Scena seconda: Calvino viene colpito da ictus e proprio io vengo inviato a Siena.

Scena terza: Giorgio S mi raggiunge nottetempo a Siena con la scusa di portarmi del materiale d’archivio che può essermi utile. Un gesto da amico vero. In realtà, mi sta tendendo un agguato. Mi convince ad affidargli il prezioso, scottante manoscritto di Calvino. Ci penserà lui a custodirlo.
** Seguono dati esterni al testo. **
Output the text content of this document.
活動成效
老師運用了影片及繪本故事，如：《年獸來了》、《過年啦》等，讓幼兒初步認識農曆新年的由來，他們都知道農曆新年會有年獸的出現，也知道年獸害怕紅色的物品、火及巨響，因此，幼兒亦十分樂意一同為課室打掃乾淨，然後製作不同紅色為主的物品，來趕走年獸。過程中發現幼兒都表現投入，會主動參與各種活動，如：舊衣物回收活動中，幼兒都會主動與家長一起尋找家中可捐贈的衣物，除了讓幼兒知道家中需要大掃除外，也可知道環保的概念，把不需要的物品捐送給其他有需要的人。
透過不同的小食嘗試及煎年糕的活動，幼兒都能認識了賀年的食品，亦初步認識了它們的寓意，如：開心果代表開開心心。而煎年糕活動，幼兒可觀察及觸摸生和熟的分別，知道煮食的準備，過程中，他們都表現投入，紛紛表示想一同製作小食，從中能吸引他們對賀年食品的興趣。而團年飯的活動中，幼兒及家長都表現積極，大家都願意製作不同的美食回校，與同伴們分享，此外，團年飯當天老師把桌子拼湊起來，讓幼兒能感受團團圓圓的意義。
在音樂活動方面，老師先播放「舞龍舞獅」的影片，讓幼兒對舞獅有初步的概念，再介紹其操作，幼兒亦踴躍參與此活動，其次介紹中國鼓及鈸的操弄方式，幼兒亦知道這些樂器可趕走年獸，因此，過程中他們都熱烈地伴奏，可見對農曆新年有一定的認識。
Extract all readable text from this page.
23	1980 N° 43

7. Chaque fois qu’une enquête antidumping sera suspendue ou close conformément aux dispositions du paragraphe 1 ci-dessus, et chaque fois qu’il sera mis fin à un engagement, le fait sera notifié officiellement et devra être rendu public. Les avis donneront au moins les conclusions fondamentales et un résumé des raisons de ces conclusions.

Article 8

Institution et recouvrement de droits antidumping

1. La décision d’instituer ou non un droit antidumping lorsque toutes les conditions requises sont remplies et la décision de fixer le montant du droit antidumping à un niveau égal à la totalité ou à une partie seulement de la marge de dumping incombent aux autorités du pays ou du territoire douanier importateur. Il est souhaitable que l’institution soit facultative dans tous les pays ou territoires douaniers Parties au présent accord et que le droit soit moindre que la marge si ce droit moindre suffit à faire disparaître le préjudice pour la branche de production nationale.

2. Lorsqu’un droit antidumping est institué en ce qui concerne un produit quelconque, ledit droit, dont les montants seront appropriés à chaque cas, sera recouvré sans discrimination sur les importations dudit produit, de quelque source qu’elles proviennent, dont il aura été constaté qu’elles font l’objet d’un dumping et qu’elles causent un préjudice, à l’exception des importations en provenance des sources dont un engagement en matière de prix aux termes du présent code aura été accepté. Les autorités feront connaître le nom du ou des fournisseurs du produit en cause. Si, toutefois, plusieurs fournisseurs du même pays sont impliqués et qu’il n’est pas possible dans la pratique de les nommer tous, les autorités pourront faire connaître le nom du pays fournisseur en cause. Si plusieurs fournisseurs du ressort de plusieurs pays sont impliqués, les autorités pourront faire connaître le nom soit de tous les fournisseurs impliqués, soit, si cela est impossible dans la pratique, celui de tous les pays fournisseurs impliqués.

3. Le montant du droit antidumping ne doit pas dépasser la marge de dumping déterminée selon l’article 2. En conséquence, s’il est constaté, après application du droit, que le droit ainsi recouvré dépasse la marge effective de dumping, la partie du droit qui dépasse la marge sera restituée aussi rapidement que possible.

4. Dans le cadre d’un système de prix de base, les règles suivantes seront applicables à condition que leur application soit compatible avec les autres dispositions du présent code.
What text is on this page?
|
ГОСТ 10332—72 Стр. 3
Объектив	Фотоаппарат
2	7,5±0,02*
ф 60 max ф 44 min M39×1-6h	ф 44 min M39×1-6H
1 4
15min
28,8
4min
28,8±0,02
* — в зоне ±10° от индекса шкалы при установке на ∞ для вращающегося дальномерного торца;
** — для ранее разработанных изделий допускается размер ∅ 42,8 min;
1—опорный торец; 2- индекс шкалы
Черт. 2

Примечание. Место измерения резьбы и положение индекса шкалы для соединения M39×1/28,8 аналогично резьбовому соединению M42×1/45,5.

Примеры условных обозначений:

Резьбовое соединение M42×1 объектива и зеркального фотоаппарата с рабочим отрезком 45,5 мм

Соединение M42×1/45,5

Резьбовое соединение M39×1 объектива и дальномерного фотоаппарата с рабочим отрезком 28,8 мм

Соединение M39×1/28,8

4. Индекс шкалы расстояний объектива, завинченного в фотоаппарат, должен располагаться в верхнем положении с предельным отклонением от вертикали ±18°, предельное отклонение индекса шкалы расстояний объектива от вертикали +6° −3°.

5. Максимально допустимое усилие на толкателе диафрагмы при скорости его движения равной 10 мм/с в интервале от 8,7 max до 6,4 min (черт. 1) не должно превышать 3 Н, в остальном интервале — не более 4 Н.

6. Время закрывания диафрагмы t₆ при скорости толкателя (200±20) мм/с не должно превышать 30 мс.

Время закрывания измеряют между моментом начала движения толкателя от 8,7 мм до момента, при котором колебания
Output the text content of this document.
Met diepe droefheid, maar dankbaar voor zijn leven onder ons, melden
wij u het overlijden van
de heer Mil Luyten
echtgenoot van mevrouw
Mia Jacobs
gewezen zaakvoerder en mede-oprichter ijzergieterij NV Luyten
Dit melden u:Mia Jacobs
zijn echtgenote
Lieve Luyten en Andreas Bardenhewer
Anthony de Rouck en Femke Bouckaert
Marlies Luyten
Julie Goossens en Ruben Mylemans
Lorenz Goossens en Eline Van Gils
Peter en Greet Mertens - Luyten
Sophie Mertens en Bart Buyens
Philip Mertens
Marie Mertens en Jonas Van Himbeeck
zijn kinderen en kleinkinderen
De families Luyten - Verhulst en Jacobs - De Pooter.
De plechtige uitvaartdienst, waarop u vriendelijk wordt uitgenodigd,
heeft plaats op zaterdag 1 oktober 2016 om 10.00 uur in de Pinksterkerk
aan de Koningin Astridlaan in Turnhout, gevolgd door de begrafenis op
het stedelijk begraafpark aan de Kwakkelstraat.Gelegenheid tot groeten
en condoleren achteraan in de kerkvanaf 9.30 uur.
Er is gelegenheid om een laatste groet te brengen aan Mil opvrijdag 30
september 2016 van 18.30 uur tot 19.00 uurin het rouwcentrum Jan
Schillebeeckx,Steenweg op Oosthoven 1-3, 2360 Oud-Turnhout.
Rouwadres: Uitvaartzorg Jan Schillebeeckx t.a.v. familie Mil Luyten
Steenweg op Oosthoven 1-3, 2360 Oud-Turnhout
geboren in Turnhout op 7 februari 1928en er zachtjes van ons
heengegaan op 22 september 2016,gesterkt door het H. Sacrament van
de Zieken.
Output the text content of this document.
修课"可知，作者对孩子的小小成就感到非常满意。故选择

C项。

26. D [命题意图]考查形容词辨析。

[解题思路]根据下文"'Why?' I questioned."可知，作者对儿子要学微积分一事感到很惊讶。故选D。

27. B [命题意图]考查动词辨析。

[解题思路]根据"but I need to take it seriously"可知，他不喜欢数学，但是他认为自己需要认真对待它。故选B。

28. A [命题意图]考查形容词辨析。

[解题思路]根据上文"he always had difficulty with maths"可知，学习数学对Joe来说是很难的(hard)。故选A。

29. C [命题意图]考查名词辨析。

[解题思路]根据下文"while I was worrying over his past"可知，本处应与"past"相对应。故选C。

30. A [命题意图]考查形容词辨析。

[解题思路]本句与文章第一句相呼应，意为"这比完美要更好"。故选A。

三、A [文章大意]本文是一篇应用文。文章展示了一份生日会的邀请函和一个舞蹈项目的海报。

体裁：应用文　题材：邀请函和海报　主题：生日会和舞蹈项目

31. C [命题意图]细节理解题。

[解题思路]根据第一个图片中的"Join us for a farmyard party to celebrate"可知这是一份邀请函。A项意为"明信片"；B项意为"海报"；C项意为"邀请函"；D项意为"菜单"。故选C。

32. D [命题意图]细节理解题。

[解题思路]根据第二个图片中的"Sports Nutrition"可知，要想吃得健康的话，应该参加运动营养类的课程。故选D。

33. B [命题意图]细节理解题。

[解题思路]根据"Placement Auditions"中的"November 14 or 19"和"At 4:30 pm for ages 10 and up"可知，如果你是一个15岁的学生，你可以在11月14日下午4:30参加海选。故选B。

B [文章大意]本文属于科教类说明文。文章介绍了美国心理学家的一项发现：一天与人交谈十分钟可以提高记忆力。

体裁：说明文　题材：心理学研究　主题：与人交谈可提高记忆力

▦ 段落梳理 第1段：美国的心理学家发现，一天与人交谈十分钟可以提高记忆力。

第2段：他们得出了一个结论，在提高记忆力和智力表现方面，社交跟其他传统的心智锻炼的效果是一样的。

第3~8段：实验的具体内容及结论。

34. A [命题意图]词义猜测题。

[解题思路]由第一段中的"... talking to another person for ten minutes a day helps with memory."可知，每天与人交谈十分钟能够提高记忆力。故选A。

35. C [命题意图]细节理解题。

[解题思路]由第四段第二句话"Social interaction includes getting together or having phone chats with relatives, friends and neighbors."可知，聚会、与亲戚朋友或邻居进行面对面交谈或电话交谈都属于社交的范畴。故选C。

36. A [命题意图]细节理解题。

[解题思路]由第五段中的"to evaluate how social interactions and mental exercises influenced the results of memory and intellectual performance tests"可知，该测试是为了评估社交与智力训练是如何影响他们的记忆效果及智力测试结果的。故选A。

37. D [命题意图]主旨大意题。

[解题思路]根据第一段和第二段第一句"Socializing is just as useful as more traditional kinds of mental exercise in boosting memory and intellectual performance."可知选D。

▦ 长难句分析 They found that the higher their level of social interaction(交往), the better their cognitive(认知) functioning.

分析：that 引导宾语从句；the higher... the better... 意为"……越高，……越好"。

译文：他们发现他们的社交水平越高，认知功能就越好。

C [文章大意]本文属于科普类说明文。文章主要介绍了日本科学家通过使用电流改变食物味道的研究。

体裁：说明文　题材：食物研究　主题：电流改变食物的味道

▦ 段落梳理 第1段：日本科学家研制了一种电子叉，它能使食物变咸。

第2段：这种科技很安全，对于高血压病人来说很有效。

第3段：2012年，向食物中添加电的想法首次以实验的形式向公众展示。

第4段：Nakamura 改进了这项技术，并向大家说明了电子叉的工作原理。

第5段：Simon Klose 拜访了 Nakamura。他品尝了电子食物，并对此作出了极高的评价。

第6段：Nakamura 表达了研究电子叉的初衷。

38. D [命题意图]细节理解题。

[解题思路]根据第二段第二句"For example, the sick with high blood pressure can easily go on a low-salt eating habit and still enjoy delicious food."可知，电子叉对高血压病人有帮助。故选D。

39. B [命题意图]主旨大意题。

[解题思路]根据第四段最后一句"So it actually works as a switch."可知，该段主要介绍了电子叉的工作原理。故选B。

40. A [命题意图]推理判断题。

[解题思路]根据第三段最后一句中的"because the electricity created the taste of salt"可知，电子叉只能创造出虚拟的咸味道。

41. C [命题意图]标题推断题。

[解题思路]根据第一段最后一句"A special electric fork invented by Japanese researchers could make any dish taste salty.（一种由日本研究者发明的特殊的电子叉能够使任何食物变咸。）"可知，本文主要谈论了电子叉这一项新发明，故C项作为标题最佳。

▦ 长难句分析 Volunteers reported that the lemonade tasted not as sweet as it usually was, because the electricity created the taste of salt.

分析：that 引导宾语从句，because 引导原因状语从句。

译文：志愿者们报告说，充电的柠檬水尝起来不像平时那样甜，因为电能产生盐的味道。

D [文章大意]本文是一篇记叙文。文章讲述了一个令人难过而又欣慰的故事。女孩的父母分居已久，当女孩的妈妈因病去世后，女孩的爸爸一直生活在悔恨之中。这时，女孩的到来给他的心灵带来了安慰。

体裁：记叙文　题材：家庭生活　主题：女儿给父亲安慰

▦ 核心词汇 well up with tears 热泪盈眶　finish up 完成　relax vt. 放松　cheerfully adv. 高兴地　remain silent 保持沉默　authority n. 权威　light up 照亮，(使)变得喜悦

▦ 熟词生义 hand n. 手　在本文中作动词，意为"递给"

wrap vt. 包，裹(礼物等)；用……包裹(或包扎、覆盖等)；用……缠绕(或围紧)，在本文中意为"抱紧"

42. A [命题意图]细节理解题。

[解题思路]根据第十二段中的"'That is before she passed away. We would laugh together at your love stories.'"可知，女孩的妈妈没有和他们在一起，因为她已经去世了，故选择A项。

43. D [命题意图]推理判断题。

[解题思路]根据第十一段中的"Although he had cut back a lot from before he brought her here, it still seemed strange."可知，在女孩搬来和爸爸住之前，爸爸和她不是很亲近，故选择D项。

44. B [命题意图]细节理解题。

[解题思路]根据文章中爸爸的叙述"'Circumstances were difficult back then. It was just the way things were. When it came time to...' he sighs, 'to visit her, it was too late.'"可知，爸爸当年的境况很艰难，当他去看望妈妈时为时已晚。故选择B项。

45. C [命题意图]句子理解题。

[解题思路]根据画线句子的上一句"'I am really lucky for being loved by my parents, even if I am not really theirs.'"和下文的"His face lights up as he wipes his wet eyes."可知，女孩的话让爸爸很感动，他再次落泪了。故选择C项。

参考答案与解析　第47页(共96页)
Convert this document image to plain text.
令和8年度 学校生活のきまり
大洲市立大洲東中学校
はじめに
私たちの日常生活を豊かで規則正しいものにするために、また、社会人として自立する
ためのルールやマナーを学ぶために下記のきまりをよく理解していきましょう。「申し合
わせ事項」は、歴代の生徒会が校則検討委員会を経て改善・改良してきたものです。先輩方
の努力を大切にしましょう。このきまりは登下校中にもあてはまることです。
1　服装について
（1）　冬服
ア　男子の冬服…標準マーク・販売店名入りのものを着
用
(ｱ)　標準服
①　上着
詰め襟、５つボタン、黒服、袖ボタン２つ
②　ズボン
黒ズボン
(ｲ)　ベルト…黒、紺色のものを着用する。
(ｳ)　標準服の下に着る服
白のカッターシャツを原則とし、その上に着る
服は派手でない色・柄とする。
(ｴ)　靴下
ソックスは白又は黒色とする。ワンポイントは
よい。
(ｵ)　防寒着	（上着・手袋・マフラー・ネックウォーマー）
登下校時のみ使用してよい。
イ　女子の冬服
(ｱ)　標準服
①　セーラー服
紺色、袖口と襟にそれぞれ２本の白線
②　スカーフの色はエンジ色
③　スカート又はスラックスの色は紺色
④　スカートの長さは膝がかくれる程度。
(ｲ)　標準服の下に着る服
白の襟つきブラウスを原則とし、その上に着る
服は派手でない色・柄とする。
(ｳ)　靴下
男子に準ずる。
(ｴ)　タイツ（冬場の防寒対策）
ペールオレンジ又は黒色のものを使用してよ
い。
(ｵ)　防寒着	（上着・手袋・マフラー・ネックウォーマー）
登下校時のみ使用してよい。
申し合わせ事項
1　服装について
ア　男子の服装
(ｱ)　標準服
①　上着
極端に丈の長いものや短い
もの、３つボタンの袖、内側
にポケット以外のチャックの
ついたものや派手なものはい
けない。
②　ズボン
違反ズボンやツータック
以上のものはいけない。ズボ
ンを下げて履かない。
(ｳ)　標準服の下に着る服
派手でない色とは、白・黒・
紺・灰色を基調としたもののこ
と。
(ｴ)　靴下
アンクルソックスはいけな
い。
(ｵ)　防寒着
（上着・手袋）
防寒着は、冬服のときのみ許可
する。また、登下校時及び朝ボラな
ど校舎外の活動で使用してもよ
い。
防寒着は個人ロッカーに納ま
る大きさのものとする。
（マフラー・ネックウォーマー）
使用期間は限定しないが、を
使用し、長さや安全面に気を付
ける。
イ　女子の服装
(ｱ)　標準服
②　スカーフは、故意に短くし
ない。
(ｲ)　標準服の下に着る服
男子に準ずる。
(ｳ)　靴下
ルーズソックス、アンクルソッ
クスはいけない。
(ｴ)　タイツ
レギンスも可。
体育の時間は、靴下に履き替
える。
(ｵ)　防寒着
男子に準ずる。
Scena quarta: la mattina dopo (giorno dell’operazione a Calvino) sorprendo Giorgio, che dovrebbe trovarsi altrove per servizio, seduto al tavolo di un rinomato locale in piazza del Campo a leggere avidamente il manoscritto.

Scena finale (futura): Calvino è morto e fa il giro del mondo un lungo e bellissimo articolo sul suo ultimo, stupefacente manoscritto. La firma in calce al pezzo è di Giorgio S.

Ero in preda a un attacco di paranoia o le cose stavano davvero così?